BPO superpower PH needs gov’t call center for permits, services—Recto
The Philippines may be the world’s Business Process Outsourcing (BPO) superpower but its government has no unified 24-hour call center that will reply to queries on often-transacted documents or often-sought services, said Sen. Ralph Recto in calling for an “improved customer service culture” in the public sector.
Recto said the administration that will assume office on June 30 should consider “pooling the resources of the top 10 government agencies in terms of clientele base” in building “a common hotline service.”
“There should be a go-to number, a one-stop national helpline,” Recto said.
“If a refrigerator maker has a 24-hour helpline, why can’t a government agency which earns more money from more clients not maintain one?” Recto said.
He said such a hotline or government call center will benefit users of public documents.
‘“If you’re an overseas contract worker, you need to have one number you can call, which will then route your calls to the responsible agency, instead of spending hours in traffic going to the offices of POEA, OWWA, MARINA, NBI, TESDA, SSS and many more, “ he said.
Recto said if a single hotline number is not feasible at the moment, then one of the first executive orders the next president must issue is the mandatory putting up of a round-the-clock hotline by agencies serving a large clientele base.
“One good candidate,” Recto said, is the Philippine Health Insurance Corp (PhilHealth). “If HMOs (Health Maintenance Organizations) can afford to maintain 24-hour call numbers, then PhilHealth certainly could,” he said.
Recto said profitable pension agencies or government-run mutual funds, with their good bottomlines, should be able to expand their hotline services.
To their credit, GSIS, PAGIBIG and SSS have their own 24-hour hotlines, but the challenge, according to Recto, “is to designate more customer care representatives and expand capacity, because as they become more popular, more satisfied customers will be using them, Recto said.
Recto said agencies that earn billions yearly from the documents they issue should use part of their income in establishing 24/7 helplines.
Among these are DFA, which would earn P4.6 billion from passport issuance this year; NBI, with a 2016 forecast revenue of P594 million from clearances; POEA, which will collect P496 million in clearances; and LTO, which will rake in P14.5 billion in vehicle registration fees and P1.6 billion in driving licenses.
Recto said that while “there may be self-help apps for many problems or queries in applying for a government document or service, there are complicated queries that can only be answered by a human voice at the other end of the phone. “
Building a “customer care culture” through easy to access help and information is one way to cut red tape in the country, Recto said.
Next to crime, red tape is another scourge that the succeeding President needs to put on top of government’s “hit-list” to put the country back in order, the senator said.

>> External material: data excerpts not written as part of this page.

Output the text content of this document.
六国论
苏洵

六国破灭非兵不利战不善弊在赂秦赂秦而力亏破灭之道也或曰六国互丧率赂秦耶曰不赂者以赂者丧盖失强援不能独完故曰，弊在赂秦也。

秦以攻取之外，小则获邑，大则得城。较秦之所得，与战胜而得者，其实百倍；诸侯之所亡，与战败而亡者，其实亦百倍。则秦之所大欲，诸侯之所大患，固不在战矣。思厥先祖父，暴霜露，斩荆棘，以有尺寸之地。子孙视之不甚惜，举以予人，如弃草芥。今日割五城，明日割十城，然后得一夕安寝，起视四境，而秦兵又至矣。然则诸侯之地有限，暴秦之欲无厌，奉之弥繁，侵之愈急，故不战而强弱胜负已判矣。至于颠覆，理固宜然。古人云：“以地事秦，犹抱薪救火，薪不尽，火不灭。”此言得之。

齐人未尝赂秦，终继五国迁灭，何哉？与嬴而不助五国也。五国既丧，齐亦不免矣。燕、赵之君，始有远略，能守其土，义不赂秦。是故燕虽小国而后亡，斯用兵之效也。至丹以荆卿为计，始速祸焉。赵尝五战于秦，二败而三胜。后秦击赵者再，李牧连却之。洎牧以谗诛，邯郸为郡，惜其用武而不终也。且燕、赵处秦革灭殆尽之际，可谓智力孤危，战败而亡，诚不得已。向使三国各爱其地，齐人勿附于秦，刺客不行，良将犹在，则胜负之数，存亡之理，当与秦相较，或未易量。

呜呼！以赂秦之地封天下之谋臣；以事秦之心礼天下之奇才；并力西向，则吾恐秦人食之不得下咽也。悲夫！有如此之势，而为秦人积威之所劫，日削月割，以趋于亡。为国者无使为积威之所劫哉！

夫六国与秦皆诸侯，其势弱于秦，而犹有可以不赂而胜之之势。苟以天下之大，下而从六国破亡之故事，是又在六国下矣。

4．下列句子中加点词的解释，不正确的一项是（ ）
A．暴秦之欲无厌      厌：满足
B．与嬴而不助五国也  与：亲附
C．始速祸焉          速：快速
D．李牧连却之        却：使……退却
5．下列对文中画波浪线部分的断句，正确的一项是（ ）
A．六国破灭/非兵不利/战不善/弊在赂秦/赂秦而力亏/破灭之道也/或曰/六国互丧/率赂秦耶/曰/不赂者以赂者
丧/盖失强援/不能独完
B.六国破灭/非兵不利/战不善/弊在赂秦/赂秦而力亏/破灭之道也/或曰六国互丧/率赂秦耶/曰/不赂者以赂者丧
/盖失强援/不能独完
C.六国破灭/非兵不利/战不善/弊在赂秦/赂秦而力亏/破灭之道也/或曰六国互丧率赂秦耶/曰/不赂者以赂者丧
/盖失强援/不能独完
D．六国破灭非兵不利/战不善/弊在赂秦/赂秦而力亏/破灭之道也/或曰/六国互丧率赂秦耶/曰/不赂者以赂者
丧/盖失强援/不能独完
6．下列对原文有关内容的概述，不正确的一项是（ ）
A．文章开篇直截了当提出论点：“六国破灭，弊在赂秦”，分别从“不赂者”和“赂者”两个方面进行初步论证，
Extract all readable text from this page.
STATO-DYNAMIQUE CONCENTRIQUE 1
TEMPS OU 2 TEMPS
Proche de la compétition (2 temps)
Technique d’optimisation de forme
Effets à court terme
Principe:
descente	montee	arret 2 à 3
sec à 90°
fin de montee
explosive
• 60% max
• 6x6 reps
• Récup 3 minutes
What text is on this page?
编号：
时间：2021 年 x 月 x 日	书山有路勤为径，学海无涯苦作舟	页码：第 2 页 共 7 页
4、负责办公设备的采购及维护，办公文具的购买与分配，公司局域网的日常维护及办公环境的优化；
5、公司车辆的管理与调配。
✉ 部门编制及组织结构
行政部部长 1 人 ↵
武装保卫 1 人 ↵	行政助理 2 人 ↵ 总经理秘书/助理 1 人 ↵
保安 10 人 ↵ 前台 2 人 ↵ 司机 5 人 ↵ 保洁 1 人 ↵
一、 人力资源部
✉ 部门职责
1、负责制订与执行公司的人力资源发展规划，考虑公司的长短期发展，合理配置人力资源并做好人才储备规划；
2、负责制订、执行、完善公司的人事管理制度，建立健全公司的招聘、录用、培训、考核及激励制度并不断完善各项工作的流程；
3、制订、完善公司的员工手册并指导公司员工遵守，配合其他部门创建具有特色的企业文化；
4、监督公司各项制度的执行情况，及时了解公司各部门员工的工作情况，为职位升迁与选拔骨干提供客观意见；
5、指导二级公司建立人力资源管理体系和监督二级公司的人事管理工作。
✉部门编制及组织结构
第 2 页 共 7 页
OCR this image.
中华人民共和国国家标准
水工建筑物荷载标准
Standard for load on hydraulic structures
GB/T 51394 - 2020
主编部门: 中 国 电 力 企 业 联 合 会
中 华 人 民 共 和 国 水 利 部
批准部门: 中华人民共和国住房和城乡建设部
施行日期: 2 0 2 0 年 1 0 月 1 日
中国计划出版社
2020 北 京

“If the next President has a hit-list in the anti-crime campaign, he or she must also draw up a hit-list to cut down red tape in government transactions,” he said.
Citing a report issued by the World Bank last October, Recto noted that red tape costs the country P140 billion in opportunity losses annually. The same report ranked the Philippines at a low 95th among 189 economies in overall ease of doing business.
As one way of cutting red tape, Recto said the next administration must study proposals to limit the number of times that an ordinary citizen has to go to government agencies to get licenses and transact business.
Government must also maximize information technology, he said. “Documents can be applied for online and released online.”
Recto added that another hotline which needs fixing is the Philippine National Police’s 117 emergency numbers.
“You can call pizza delivery and it arrives in 30 minutes. You call the police and you don’t know when they would show up,” Recto said.
Recto said the 117 system lacks people, slowed down by obsolete hardware, and is swamped with prank calls, “with the 2 million prank calls alone in 2012, or 96 percent of total calls received.”
He said there is a need to put up unified number because many areas are using different numbers. “Emergency numbers must be short, easy to memorize and uniform throughout the land.”